The Greek language has different names for different types of love: Philia, Caritas, Pragma, Eros, Agape.
Those who regard Love to be an all-permeating force at the very essence of being look at Agape as the all-embracing spiritual love which descends from higher realms of existence down into the world, to embrace all beings in unconditional love. Agape is the love that asks no questions and places no demands – all are loved just because. It is this descending unconditional love that awakens the hearts of spiritual beings, radiating upon the world like the warming, inspiring glow of a million suns.
Eros is the ascending aspect of Love, the irresistible, mighty drive to reach up, commune and become from a singular ‘me’ a larger, collective ‘we’. Some view Eros to be the very drive that causes atoms to commune and become molecules, molecules to cells, and cells to organisms. It is this force which compels humans to become couples, tribes and communities and it can be persuasive enough to make you lose your appetite and sleep until you have done so.

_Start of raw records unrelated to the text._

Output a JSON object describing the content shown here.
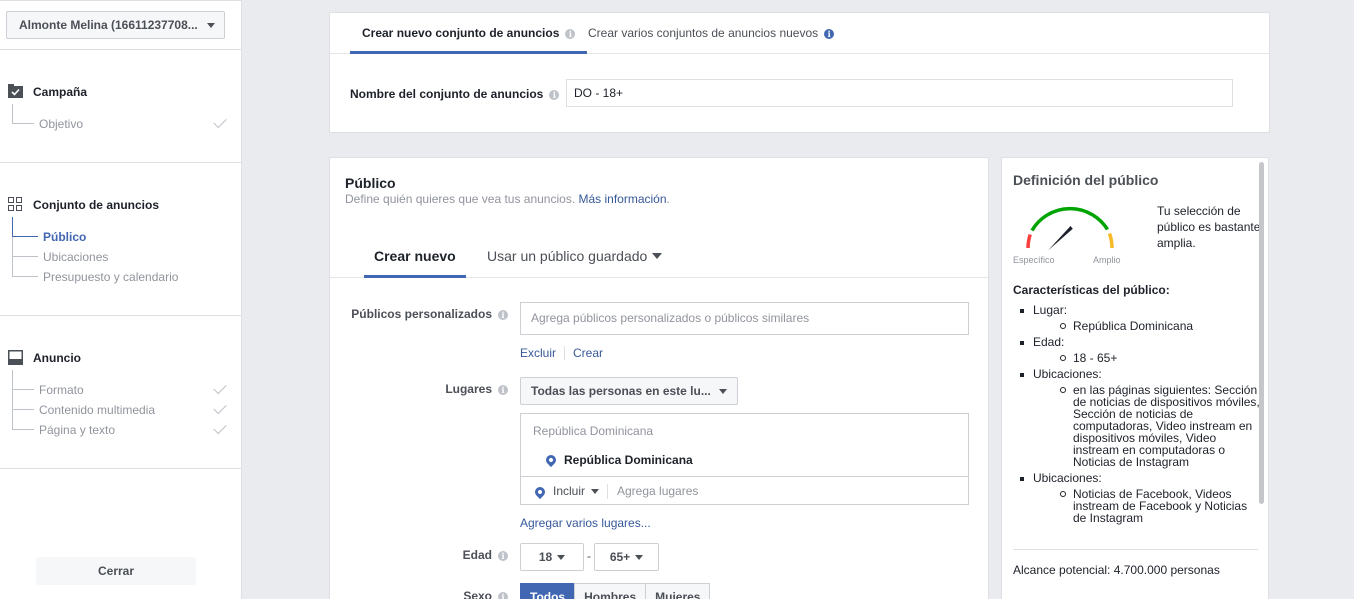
{
  "account": {
    "name": "Almonte Melina (16611237708..."
  },
  "sidebar": {
    "sections": [
      {
        "title": "Campaña",
        "items": [
          {
            "label": "Objetivo"
          }
        ]
      },
      {
        "title": "Conjunto de anuncios",
        "items": [
          {
            "label": "Público"
          },
          {
            "label": "Ubicaciones"
          },
          {
            "label": "Presupuesto y calendario"
          }
        ]
      },
      {
        "title": "Anuncio",
        "items": [
          {
            "label": "Formato"
          },
          {
            "label": "Contenido multimedia"
          },
          {
            "label": "Página y texto"
          }
        ]
      }
    ],
    "close_label": "Cerrar"
  },
  "top_card": {
    "tab_single": "Crear nuevo conjunto de anuncios",
    "tab_multi": "Crear varios conjuntos de anuncios nuevos",
    "name_label": "Nombre del conjunto de anuncios",
    "name_value": "DO - 18+"
  },
  "audience": {
    "title": "Público",
    "description": "Define quién quieres que vea tus anuncios.",
    "more_info": "Más información",
    "tab_new": "Crear nuevo",
    "tab_saved": "Usar un público guardado",
    "custom_label": "Públicos personalizados",
    "custom_placeholder": "Agrega públicos personalizados o públicos similares",
    "exclude": "Excluir",
    "create": "Crear",
    "places_label": "Lugares",
    "places_dropdown": "Todas las personas en este lu...",
    "location_header": "República Dominicana",
    "location_item": "República Dominicana",
    "include": "Incluir",
    "places_placeholder": "Agrega lugares",
    "add_multiple": "Agregar varios lugares...",
    "age_label": "Edad",
    "age_min": "18",
    "age_dash": "-",
    "age_max": "65+",
    "gender_label": "Sexo",
    "gender_options": [
      "Todos",
      "Hombres",
      "Mujeres"
    ]
  },
  "definition": {
    "title": "Definición del público",
    "gauge_left": "Específico",
    "gauge_right": "Amplio",
    "summary": "Tu selección de público es bastante amplia.",
    "characteristics_title": "Características del público:",
    "items": [
      {
        "label": "Lugar:",
        "sub": [
          "República Dominicana"
        ]
      },
      {
        "label": "Edad:",
        "sub": [
          "18 - 65+"
        ]
      },
      {
        "label": "Ubicaciones:",
        "sub": [
          "en las páginas siguientes: Sección de noticias de dispositivos móviles, Sección de noticias de computadoras, Video instream en dispositivos móviles, Video instream en computadoras o Noticias de Instagram"
        ]
      },
      {
        "label": "Ubicaciones:",
        "sub": [
          "Noticias de Facebook, Videos instream de Facebook y Noticias de Instagram"
        ]
      }
    ],
    "reach": "Alcance potencial: 4.700.000 personas"
  },
  "colors": {
    "accent": "#4267b2",
    "link": "#365899",
    "gauge_green": "#00a400",
    "gauge_red": "#fa3e3e",
    "gauge_orange": "#f7b928"
  }
}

There is a narrow view of erotic love, which confines its meaning to couple relationships; but in the larger sense, Eros is the same invisible force that drives us, humans, to dance with others, share meals with others, embrace each other, and share our most intimate thoughts and feelings with each other.
Humans are a complex animal: we hunt, feed and mate, but we also build cities and countries, invent things, tell stories, and ask deep questions about meaning and values. To be fulfilled in our erotic communion with another, we need to be met at the depth of our complexity – and if we are preoccupied about what makes life worth living, or how to alleviate suffering in the world, we thrive in conversations with others who share the same passions and in shared action towards mutual goals.

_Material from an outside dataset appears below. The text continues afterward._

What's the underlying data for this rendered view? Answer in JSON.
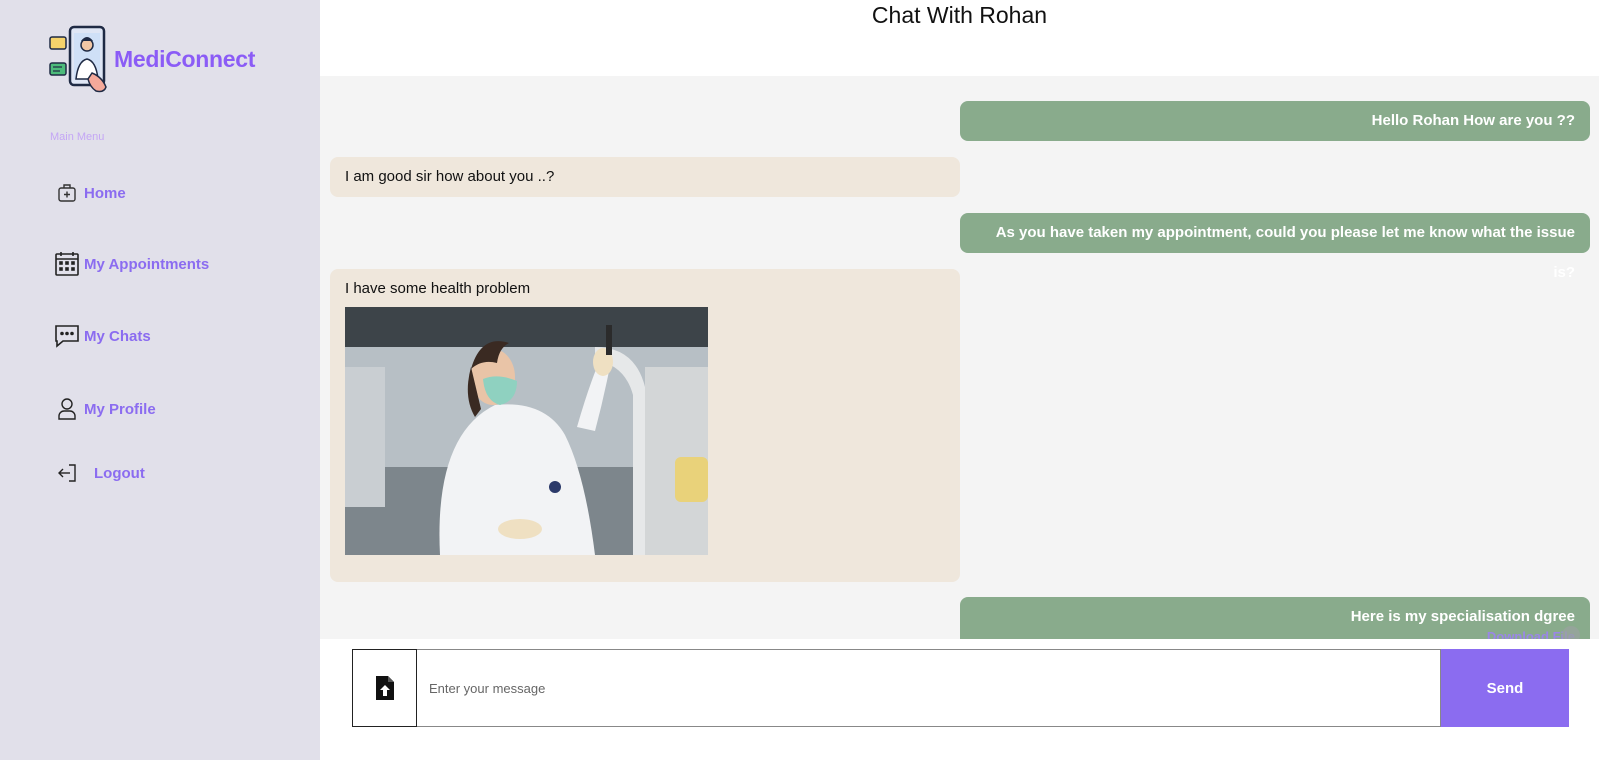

At the same time, with greater complexity arise greater problems, and often a deep level of psychological development leaves us detached from more primordial aspects of our existence. We gain greater intelligence, and we lose some of our instincts. Our greater conversation partners or activism buddies often do not touch us or move with us as we’d like; or our best lovers and dance partners don’t meet our mental depth, and we are left wanting.

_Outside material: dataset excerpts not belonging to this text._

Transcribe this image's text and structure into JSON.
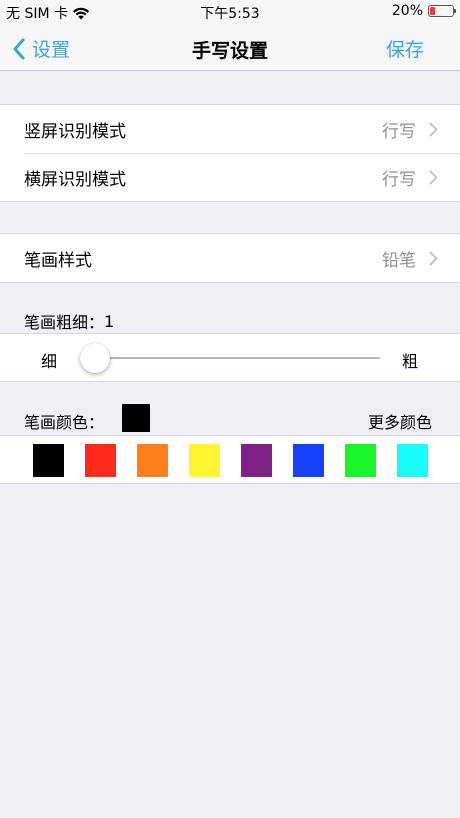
{
  "status_bar": {
    "carrier": "无 SIM 卡",
    "time": "下午5:53",
    "battery_percent": "20%",
    "battery_level": 0.2,
    "icons": [
      "wifi-icon",
      "battery-icon"
    ]
  },
  "nav": {
    "back_label": "设置",
    "title": "手写设置",
    "save_label": "保存",
    "accent_color": "#3aa6d8"
  },
  "recognition": [
    {
      "label": "竖屏识别模式",
      "value": "行写"
    },
    {
      "label": "横屏识别模式",
      "value": "行写"
    }
  ],
  "stroke_style": {
    "label": "笔画样式",
    "value": "铅笔"
  },
  "stroke_width": {
    "label": "笔画粗细：",
    "value": "1",
    "min_label": "细",
    "max_label": "粗",
    "slider_fraction": 0.05
  },
  "stroke_color": {
    "label": "笔画颜色：",
    "current": "#000000",
    "more_label": "更多颜色",
    "palette": [
      {
        "name": "black",
        "hex": "#000000"
      },
      {
        "name": "red",
        "hex": "#ff2a1b"
      },
      {
        "name": "orange",
        "hex": "#ff7f1c"
      },
      {
        "name": "yellow",
        "hex": "#fdf530"
      },
      {
        "name": "purple",
        "hex": "#7e2184"
      },
      {
        "name": "blue",
        "hex": "#1443fb"
      },
      {
        "name": "green",
        "hex": "#18f52b"
      },
      {
        "name": "cyan",
        "hex": "#18fcfb"
      }
    ]
  }
}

This is where our best friend, the Dog, is there to help out: living with our animal family members we connect with them at the primordial aspects of our being that we have otherwise largely disowned: touch and movement. Because our dogs are not human, we have no expectations from them for deep mental connection, and where a friend who fails to listen to your dreams and passions will disappoint you, a dog will not, because he’s not supposed to do anything else but eat, sleep, mate or not, and play.
|Trading Hugs for Food!|
Ideally, erotic relating would be the meeting of two beings who commune at all the levels of their being, from the simple, primordial, animal aspects of their self, to the highest peaks or deepest depth of thinking, feeling and acting: we touch together, move together, talk together and act together. In reality, this is rare, if at all possible, so we seek the human companions of the equally complex men and women for living, working and playing with; and we rely on our dogs for affectionate touch, caresses, hugs and kisses, and we walk with them, run with them, swim with them. Unlike children, they never grow up to shy away from your kiss (“Ew, mom!”) or from shared activities.
The dog has lived with humans for tens of thousands of years, in a relationship that changed from a simple transaction: “You feed and shelter me, and I’ll protect your young, herd your sheep and hunt with you and for you” to: “You feed and shelter me, also provide me with exercise, play and a job that’s a good fit for my breed and personality, and I’ll cuddle with you, kiss you, and sleep with you in bed so no matter what goes on with your human relationships, I’ll make sure that you’ll never feel lonely”.
Dogs have empathy, and can feel with us. How many human tears have been dried up by dog’s tongues, how many hurts have been comforted by a caring paw and a wet, cold nose? There’s something valuable in the simplicity of being there with a friend in need without preaching to them, trying to fix them, or offering unsolicited advice and while we human learn how to offer such simplicity to each other, dogs already have it for us.
While no dog can replace a lover, a child or a friend, and no lover, child or friend can replace a dog, it is the same mighty Eros that compels them to commune with both human and beast.